We received the following interesting question from a bowler recently:
“In a singles game I marked,I asked one of the players to help me measure,as the bowl was too far away for me to reach. I asked the player to hold the box measure against the jack while I take the other end to the bowl. I was told that it was incorrect and that I as the marker must hold the measure against the jack,while the player takes the point to the bowl.
I can’t find any rule to help me with this decision. Which is the correct way to do it,and why?
The short answer to that, WH, is that the marker should handle the box as that is the part of the measure where the length of the measure is “locked in”. It is up to the players who are helping to measure to agree when the string touches the bowl that is in contention, upon which the marker releases the lock.
That said, there is no rule spelling it out this way. We can talk only from long experience and practicality when making this recommendation.
Read and absorb the rest of this article to gain further advice regarding the duties of a marker and out-of-reach measuring.
The purpose of a marker
There are several duties undertaken by a marker in a lawn bowls game of singles. These may be broadly categorised as:
- Informing bowlers of conditions in the head
- Centering the jack and the mat
- Measuring shots if required to by the players
- In the absence of an umpire make sure the Laws of Bowls are adhered to
It goes without saying that a player with a considerable amount of experience of the game will make a better marker than a beginner.
And it’s important to note that the marker is doing a favour in assisting the players. At no stage should she be regarded as a slave to be instructed as such.
Before measuring a shot
In every instance the players must ask the marker to measure the shot.
If the shot is obviously too long for the marker’s reach, he should ask before going on her knees if the players would be prepared to help measure. If the players are not happy with this, or one player looks reluctant, then the marker should call the umpire. In the absence of an umpire she should call a member of the Controlling Body to appoint a neutral person to help to measure the shot.
How a players helps a marker to measure
When ready to measure, the marker handles the box and places the point on the box against the jack. When the marker says he is ready, then the helper takes the point of the string and takes it to the bowl being contested.
Once the players agree that the point of the string is touching the nearest point of the bowl, the marker then releases the lock on the box. The player then hands the string point to the marker, who moves around to measure the next bowl against the distance already measured.
Once again the player takes the string end and places it against the bowl. The players then agree if the bowl is nearer to the previous bowl or not and therefore which one has the shot.
If there is no clear decision by the players on which one bowl is nearest, it is best to call the umpire right away to make a final determination.

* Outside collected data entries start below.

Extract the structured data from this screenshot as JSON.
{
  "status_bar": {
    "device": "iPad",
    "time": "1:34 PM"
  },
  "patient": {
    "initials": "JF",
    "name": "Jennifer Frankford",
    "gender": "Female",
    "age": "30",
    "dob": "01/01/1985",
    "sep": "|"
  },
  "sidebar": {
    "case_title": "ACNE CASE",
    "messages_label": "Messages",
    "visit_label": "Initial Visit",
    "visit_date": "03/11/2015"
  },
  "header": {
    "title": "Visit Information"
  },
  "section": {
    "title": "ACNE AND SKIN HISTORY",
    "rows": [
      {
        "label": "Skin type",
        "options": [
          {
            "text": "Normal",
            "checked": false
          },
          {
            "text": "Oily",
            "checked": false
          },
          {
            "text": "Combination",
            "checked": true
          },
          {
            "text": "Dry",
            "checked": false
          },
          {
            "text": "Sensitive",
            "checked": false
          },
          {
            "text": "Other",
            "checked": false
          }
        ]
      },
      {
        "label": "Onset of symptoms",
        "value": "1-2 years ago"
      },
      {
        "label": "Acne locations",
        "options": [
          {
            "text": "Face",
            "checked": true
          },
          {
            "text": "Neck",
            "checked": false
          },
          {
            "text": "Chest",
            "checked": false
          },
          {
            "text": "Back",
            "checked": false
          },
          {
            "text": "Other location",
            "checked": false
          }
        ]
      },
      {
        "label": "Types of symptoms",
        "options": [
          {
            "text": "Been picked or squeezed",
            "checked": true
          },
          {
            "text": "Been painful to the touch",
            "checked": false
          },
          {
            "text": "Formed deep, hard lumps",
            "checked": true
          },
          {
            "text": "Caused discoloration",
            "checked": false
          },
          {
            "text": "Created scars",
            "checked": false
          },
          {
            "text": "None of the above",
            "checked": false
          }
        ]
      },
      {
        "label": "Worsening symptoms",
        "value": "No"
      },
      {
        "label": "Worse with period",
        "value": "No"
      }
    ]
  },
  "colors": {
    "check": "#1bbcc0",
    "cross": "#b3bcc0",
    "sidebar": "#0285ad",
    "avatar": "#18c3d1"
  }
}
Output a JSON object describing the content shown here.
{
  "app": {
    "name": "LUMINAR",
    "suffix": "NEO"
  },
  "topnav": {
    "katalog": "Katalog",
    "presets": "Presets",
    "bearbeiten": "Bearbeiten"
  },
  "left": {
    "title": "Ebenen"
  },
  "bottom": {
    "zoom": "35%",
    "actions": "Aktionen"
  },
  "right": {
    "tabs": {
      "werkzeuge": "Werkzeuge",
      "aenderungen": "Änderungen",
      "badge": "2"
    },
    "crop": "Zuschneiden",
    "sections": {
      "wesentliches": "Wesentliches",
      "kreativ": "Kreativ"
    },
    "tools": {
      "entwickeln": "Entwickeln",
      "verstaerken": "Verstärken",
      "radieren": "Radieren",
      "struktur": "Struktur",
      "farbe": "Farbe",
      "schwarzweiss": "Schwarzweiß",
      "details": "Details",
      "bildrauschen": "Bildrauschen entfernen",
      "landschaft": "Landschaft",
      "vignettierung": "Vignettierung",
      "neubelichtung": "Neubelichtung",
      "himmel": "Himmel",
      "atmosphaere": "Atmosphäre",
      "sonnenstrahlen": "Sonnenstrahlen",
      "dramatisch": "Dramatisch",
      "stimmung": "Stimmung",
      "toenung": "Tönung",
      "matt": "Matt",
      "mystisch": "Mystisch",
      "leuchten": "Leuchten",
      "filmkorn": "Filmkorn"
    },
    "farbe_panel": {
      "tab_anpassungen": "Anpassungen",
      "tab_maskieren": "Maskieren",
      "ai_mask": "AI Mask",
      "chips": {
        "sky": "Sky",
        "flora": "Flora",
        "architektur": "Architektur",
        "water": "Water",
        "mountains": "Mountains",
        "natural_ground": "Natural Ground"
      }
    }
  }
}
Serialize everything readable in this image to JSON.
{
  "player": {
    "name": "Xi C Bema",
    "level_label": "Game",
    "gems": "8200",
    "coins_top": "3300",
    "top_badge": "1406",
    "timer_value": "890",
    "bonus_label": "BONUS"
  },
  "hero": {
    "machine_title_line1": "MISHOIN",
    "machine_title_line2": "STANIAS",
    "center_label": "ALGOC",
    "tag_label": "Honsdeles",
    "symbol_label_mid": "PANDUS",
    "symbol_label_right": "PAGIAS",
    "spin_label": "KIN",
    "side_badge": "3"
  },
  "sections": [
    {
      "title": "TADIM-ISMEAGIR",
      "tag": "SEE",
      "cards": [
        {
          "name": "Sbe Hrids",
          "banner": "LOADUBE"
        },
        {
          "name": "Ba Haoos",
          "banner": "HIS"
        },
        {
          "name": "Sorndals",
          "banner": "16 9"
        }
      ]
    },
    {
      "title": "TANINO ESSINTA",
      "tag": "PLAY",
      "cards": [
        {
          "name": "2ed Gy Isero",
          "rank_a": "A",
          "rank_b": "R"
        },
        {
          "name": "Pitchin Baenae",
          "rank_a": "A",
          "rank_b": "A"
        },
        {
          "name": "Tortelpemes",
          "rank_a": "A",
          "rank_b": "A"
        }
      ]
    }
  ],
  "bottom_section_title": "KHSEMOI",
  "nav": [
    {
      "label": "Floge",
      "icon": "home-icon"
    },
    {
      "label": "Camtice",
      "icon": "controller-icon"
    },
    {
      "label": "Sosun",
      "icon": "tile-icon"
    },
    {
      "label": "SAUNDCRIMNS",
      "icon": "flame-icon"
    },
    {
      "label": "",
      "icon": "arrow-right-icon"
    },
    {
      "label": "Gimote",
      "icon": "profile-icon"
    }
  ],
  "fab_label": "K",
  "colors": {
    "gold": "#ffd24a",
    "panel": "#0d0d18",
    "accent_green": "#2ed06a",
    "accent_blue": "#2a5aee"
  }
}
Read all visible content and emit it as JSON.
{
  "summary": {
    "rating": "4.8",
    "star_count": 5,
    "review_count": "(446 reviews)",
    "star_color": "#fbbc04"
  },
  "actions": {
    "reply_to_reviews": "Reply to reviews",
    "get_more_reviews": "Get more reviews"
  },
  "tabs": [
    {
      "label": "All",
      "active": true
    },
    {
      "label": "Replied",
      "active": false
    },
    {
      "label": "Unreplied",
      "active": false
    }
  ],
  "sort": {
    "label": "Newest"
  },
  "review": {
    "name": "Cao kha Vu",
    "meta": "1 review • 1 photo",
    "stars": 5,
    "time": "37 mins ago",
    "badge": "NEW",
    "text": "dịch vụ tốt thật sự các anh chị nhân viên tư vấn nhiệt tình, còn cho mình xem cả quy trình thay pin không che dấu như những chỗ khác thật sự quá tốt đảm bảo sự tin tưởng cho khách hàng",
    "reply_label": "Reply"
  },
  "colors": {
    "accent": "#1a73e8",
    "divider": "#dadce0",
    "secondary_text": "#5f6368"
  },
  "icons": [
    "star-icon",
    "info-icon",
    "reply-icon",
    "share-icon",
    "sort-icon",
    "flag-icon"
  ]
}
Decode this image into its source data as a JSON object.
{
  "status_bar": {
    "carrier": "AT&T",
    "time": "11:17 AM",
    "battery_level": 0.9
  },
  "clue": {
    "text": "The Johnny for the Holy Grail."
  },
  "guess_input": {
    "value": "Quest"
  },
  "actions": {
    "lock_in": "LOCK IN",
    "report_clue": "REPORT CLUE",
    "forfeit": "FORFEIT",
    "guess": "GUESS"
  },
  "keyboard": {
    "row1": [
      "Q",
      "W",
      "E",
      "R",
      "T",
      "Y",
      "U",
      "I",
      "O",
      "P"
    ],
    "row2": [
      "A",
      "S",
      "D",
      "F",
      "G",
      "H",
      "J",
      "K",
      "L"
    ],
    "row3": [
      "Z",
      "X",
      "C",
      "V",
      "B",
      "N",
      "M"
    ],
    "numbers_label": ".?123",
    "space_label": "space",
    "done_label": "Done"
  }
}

Marker already measuring the shot asks for help
If the marker is already measuring the shot and realises that the distance makes the bowl out of reach, he should then stop proceedings and ask the players if they are prepared to help. If there is reluctance, then the marker should take away the measure, stand up and call the umpire, or a member of the Controlling Body of the tournament, as described above.
Does the marker ever handle the string point?
If a player decides to measure the shot himself and once measuring the shot realises he needs help, he can ask the marker to place the string point on the bowl. The marker should ask the opponent to do this but, if the opponent is happy for the marker to help then he may do so.
However, this eventuality is rare. This player, who has 20 years of bowling experience, has never seen this happen.
Markers and a long measure
If a player delivers the jack and his opponent suspects that the distance between mat and jack may be too short to be legal, then the players and the marker ask the umpire for a long measure.
However, when a long measure is to be done and there is no “umpire” to do so, the marker can ask for assistance from a player from the opposing player, or a neutral person. The person must then take stands behind the jack holding the pointer front of the jack pointing to the bowls.
It is then the markers duty then to measure the bowls in contention for the shot (shots) to declare The player (person)in this case has no right to declare the shot, it is in the hands of the marker, not the player. (Rule 42.2.15 of World Bowls Rules of Bowls).
World Bowls rules for markers
It is best to study the official word on the duties of markers which are to be found in Rule 42, The Marker’s Duties in the World Bowls Rules of Bowls
Attend a marker’s course if you can. Marking can be a relaxing and rewarding pastime – but only if you know all the finder details. Your club will advertise these courses and such courses don’t take long – a day at most.